С этими словами Аксиния извлекла из-за пазухи крохотную лепешку, еще горячую от тепла ее груди. Показала Гавриилу и крепко поцеловала его еще раз.
— Теперь я понял, что у тебя на уме, — сказал он. — «Привой»? Я тоже об этом подумал.
Девушка кивнула.
— А что другое? И сами знаете, отец, то, что есть между нами, долго длиться не может. Как черный буйвол, велик тот дьявол, что угнездился в наших сердцах. Мы должны изгнать его из себя! Я знаю, что эта ночь — ночь нашего расставания. Наша последняя ночь. С завтрашнего утра я больше не смогу любовью пить вашу душу. Ваша душа монаха должна после этого вечера очиститься. Стать чистой для дороги на тот свет, если того захочет Бог и если у Ружички получится, что он задумал. Но скажите, неужели наш с вами грех нельзя смыть исповедью у духовника Киприяна, вместо того чтобы травить себя «привоем»?
— Можно, но «привой» это нечто другое. Более действенное. Для тебя, раз ты не монашка и не должна, как я, строго следовать нашим правилам, наша любовь не такой уж большой грех, а вот мне придется подвергнуться более сильному и трудному испытанию.
— Что значит — более сильному?
— Есть разница между отпущением, которое после исповеди может дать мне отец Киприян, и тем освобождением от греха, которое происходит в результате «привоя». Если верно то, что говорят наши старики, передача растению своих воспоминаний означает, что платить приходится вдвое дороже. Потому что в том случае, когда человек прибегает к «привою», на земле остаются не только его грехи, но и все хорошее, что он совершил.

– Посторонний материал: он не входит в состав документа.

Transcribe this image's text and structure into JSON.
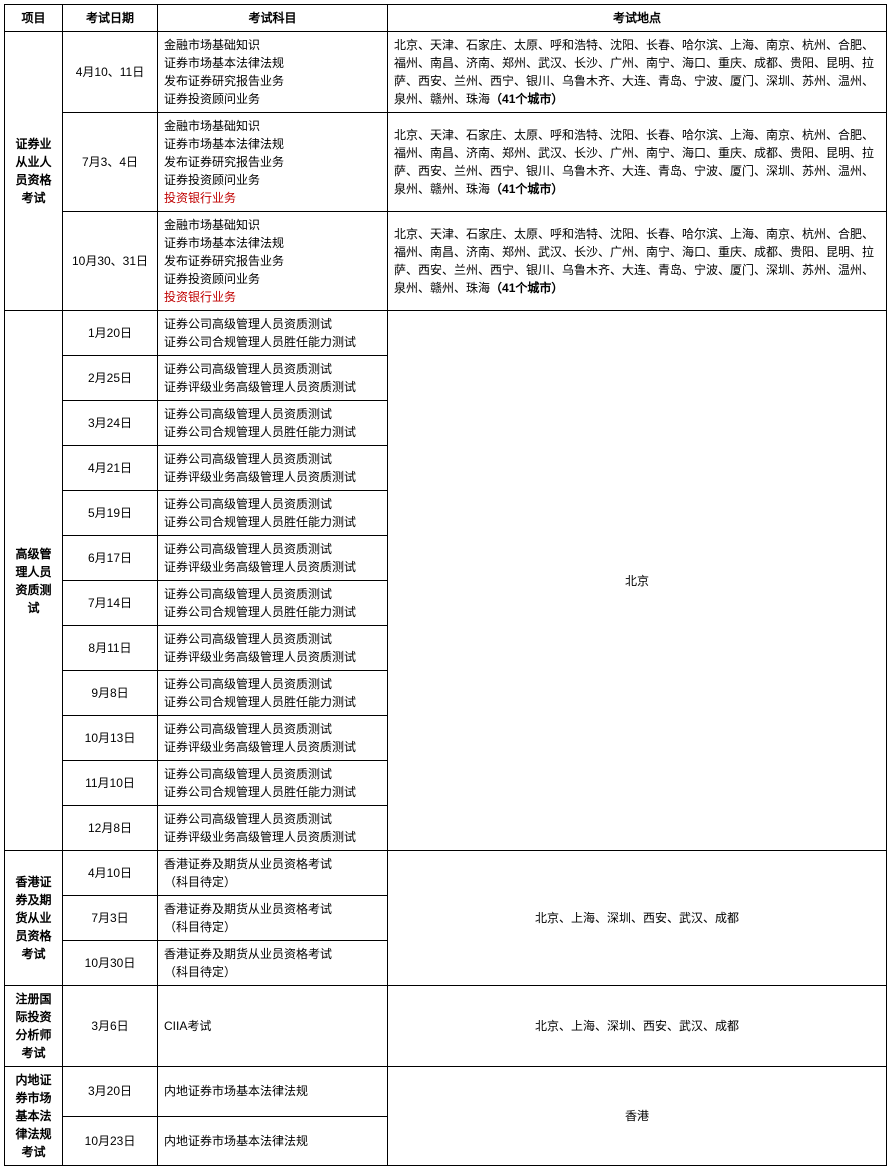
{
  "headers": {
    "project": "项目",
    "date": "考试日期",
    "subject": "考试科目",
    "location": "考试地点"
  },
  "strings": {
    "cities_suffix_bold": "（41个城市）"
  },
  "sections": [
    {
      "project": "证券业从业人员资格考试",
      "location_merged": false,
      "rows": [
        {
          "date": "4月10、11日",
          "subjects": [
            {
              "text": "金融市场基础知识"
            },
            {
              "text": "证券市场基本法律法规"
            },
            {
              "text": "发布证券研究报告业务"
            },
            {
              "text": "证券投资顾问业务"
            }
          ],
          "location_parts": [
            {
              "text": "北京、天津、石家庄、太原、呼和浩特、沈阳、长春、哈尔滨、上海、南京、杭州、合肥、福州、南昌、济南、郑州、武汉、长沙、广州、南宁、海口、重庆、成都、贵阳、昆明、拉萨、西安、兰州、西宁、银川、乌鲁木齐、大连、青岛、宁波、厦门、深圳、苏州、温州、泉州、赣州、珠海"
            },
            {
              "text": "（41个城市）",
              "bold": true
            }
          ]
        },
        {
          "date": "7月3、4日",
          "subjects": [
            {
              "text": "金融市场基础知识"
            },
            {
              "text": "证券市场基本法律法规"
            },
            {
              "text": "发布证券研究报告业务"
            },
            {
              "text": "证券投资顾问业务"
            },
            {
              "text": "投资银行业务",
              "red": true
            }
          ],
          "location_parts": [
            {
              "text": "北京、天津、石家庄、太原、呼和浩特、沈阳、长春、哈尔滨、上海、南京、杭州、合肥、福州、南昌、济南、郑州、武汉、长沙、广州、南宁、海口、重庆、成都、贵阳、昆明、拉萨、西安、兰州、西宁、银川、乌鲁木齐、大连、青岛、宁波、厦门、深圳、苏州、温州、泉州、赣州、珠海"
            },
            {
              "text": "（41个城市）",
              "bold": true
            }
          ]
        },
        {
          "date": "10月30、31日",
          "subjects": [
            {
              "text": "金融市场基础知识"
            },
            {
              "text": "证券市场基本法律法规"
            },
            {
              "text": "发布证券研究报告业务"
            },
            {
              "text": "证券投资顾问业务"
            },
            {
              "text": "投资银行业务",
              "red": true
            }
          ],
          "location_parts": [
            {
              "text": "北京、天津、石家庄、太原、呼和浩特、沈阳、长春、哈尔滨、上海、南京、杭州、合肥、福州、南昌、济南、郑州、武汉、长沙、广州、南宁、海口、重庆、成都、贵阳、昆明、拉萨、西安、兰州、西宁、银川、乌鲁木齐、大连、青岛、宁波、厦门、深圳、苏州、温州、泉州、赣州、珠海"
            },
            {
              "text": "（41个城市）",
              "bold": true
            }
          ]
        }
      ]
    },
    {
      "project": "高级管理人员资质测试",
      "location_merged": true,
      "location_center": true,
      "location_parts": [
        {
          "text": "北京"
        }
      ],
      "rows": [
        {
          "date": "1月20日",
          "subjects": [
            {
              "text": "证券公司高级管理人员资质测试"
            },
            {
              "text": "证券公司合规管理人员胜任能力测试"
            }
          ]
        },
        {
          "date": "2月25日",
          "subjects": [
            {
              "text": "证券公司高级管理人员资质测试"
            },
            {
              "text": "证券评级业务高级管理人员资质测试"
            }
          ]
        },
        {
          "date": "3月24日",
          "subjects": [
            {
              "text": "证券公司高级管理人员资质测试"
            },
            {
              "text": "证券公司合规管理人员胜任能力测试"
            }
          ]
        },
        {
          "date": "4月21日",
          "subjects": [
            {
              "text": "证券公司高级管理人员资质测试"
            },
            {
              "text": "证券评级业务高级管理人员资质测试"
            }
          ]
        },
        {
          "date": "5月19日",
          "subjects": [
            {
              "text": "证券公司高级管理人员资质测试"
            },
            {
              "text": "证券公司合规管理人员胜任能力测试"
            }
          ]
        },
        {
          "date": "6月17日",
          "subjects": [
            {
              "text": "证券公司高级管理人员资质测试"
            },
            {
              "text": "证券评级业务高级管理人员资质测试"
            }
          ]
        },
        {
          "date": "7月14日",
          "subjects": [
            {
              "text": "证券公司高级管理人员资质测试"
            },
            {
              "text": "证券公司合规管理人员胜任能力测试"
            }
          ]
        },
        {
          "date": "8月11日",
          "subjects": [
            {
              "text": "证券公司高级管理人员资质测试"
            },
            {
              "text": "证券评级业务高级管理人员资质测试"
            }
          ]
        },
        {
          "date": "9月8日",
          "subjects": [
            {
              "text": "证券公司高级管理人员资质测试"
            },
            {
              "text": "证券公司合规管理人员胜任能力测试"
            }
          ]
        },
        {
          "date": "10月13日",
          "subjects": [
            {
              "text": "证券公司高级管理人员资质测试"
            },
            {
              "text": "证券评级业务高级管理人员资质测试"
            }
          ]
        },
        {
          "date": "11月10日",
          "subjects": [
            {
              "text": "证券公司高级管理人员资质测试"
            },
            {
              "text": "证券公司合规管理人员胜任能力测试"
            }
          ]
        },
        {
          "date": "12月8日",
          "subjects": [
            {
              "text": "证券公司高级管理人员资质测试"
            },
            {
              "text": "证券评级业务高级管理人员资质测试"
            }
          ]
        }
      ]
    },
    {
      "project": "香港证券及期货从业员资格考试",
      "location_merged": true,
      "location_center": true,
      "location_parts": [
        {
          "text": "北京、上海、深圳、西安、武汉、成都"
        }
      ],
      "rows": [
        {
          "date": "4月10日",
          "subjects": [
            {
              "text": "香港证券及期货从业员资格考试"
            },
            {
              "text": "（科目待定）"
            }
          ]
        },
        {
          "date": "7月3日",
          "subjects": [
            {
              "text": "香港证券及期货从业员资格考试"
            },
            {
              "text": "（科目待定）"
            }
          ]
        },
        {
          "date": "10月30日",
          "subjects": [
            {
              "text": "香港证券及期货从业员资格考试"
            },
            {
              "text": "（科目待定）"
            }
          ]
        }
      ]
    },
    {
      "project": "注册国际投资分析师考试",
      "location_merged": true,
      "location_center": true,
      "location_parts": [
        {
          "text": "北京、上海、深圳、西安、武汉、成都"
        }
      ],
      "rows": [
        {
          "date": "3月6日",
          "subjects": [
            {
              "text": "CIIA考试"
            }
          ]
        }
      ]
    },
    {
      "project": "内地证券市场基本法律法规考试",
      "location_merged": true,
      "location_center": true,
      "location_parts": [
        {
          "text": "香港"
        }
      ],
      "rows": [
        {
          "date": "3月20日",
          "subjects": [
            {
              "text": "内地证券市场基本法律法规"
            }
          ]
        },
        {
          "date": "10月23日",
          "subjects": [
            {
              "text": "内地证券市场基本法律法规"
            }
          ]
        }
      ]
    }
  ]
}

А значит, на том свете, во время Страшного суда, при нем не будет не только плохих, но и хороших дел. Кроме того, это совсем не то, что покаяние на исповеди, потому что на словах каяться легко. А вот отдать и добрые дела, и грехи за то, чтобы все стереть, отдать это дереву, чтобы оно унесло все под землю, совсем другое дело. Только так достигается полное очищение и духа, и тела.

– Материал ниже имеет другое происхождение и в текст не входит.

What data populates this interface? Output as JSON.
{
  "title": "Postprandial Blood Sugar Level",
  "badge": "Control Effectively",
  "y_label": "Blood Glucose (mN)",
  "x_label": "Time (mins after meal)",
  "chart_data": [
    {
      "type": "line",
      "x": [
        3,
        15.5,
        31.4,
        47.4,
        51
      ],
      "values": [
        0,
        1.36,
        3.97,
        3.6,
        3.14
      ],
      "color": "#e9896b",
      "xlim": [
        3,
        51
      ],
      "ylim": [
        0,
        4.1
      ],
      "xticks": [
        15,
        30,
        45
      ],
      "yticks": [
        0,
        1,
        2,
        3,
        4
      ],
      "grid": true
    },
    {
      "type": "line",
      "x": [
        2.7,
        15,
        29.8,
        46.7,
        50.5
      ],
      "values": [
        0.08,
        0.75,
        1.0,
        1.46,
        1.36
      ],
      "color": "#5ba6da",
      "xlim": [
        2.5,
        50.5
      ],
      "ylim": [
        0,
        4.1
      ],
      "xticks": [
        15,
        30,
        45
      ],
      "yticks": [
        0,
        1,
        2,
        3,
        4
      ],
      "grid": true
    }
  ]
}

— Так что же, вы, отец, отдадите все добро, которое сделали, за то, чтобы стерлась память о нашей любви?
— Да. Но и ты должна мне помочь, и ты должна после этой ночи стереть меня из воспоминаний.
— А если вы сотрете в вашей памяти все свои грехи, то Бог их тоже забудет?

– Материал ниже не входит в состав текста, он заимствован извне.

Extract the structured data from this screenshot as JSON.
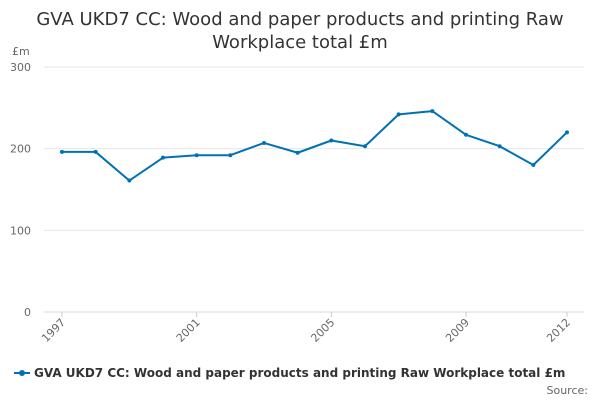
{
  "colors": {
    "series": "#0072b2",
    "grid": "#e6e6e6",
    "axis_text": "#666666",
    "title": "#333333"
  },
  "chart_data": {
    "type": "line",
    "title_lines": [
      "GVA UKD7 CC: Wood and paper products and printing Raw",
      "Workplace total £m"
    ],
    "y_unit": "£m",
    "x": [
      1997,
      1998,
      1999,
      2000,
      2001,
      2002,
      2003,
      2004,
      2005,
      2006,
      2007,
      2008,
      2009,
      2010,
      2011,
      2012
    ],
    "x_tick_labels": [
      "1997",
      "2001",
      "2005",
      "2009",
      "2012"
    ],
    "ylim": [
      0,
      300
    ],
    "y_ticks": [
      0,
      100,
      200,
      300
    ],
    "grid": "horizontal",
    "legend_position": "bottom",
    "series": [
      {
        "name": "GVA UKD7 CC: Wood and paper products and printing Raw Workplace total £m",
        "values": [
          196,
          196,
          161,
          189,
          192,
          192,
          207,
          195,
          210,
          203,
          242,
          246,
          217,
          203,
          180,
          220
        ]
      }
    ],
    "source_label": "Source:"
  }
}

— Нет. Но я смогу начать жизнь сначала и меньше грешить.
— Этот яд растений, который стирает воспоминания, он очень силен? Сможете ли вы меня потом узнать, отец?
— Смогу, но я перестану помнить самое лучшее из всего, что между нами было…
Они лежали в лодке, прижавшись друг к другу, посреди темноты и слушали ночь. И тут он сказал, словно размышляя вслух:
— Что же это за другой закон, более сильный, чем Божий закон? Это людское желание и злонравие, которое ни плетки, ни морской глубины, ни долгой болезни, ни несчастий, ни даже вечных мук не боится!
Аксиния повернулась к нему и начала целовать его так страстно, словно поцелуями хотела заставить замолчать. И вместе с каждым поцелуем шептала какую-то фразу. Всякий раз одну и ту же.
— Что это ты делаешь своим языком? — спросил он между поцелуями.
— Смеюсь.
Он посмотрел на нее изумленно. Она лежала красивая и в сумраке словно незнакомая. И пахло от нее хлебом. Ему показалось, что сейчас он с ней впервые.
— Смеешься?
— Да. Это улыбка Кибелы.
— Значит, ты ворожишь?
— Ворожу. Конечно, ворожу. Мать научила меня волшебным словам. Она сказала однажды: когда ты выберешь мужчину, от которого захочешь родить, произнеси эти слова вместе с поцелуем, который дашь ему. Они помогут тебе забеременеть.
— Зачать ребенка? — спросил он и поцеловал ее, в ответ на что она в поцелуе повторила волшебные слова. Гавриил смог прочитать эти слова с ее языка. Улыбка Кибелы гласила: Mille dugento con sessanta sei.
— А могут ли эти волшебные слова помочь в зачатии другого тела?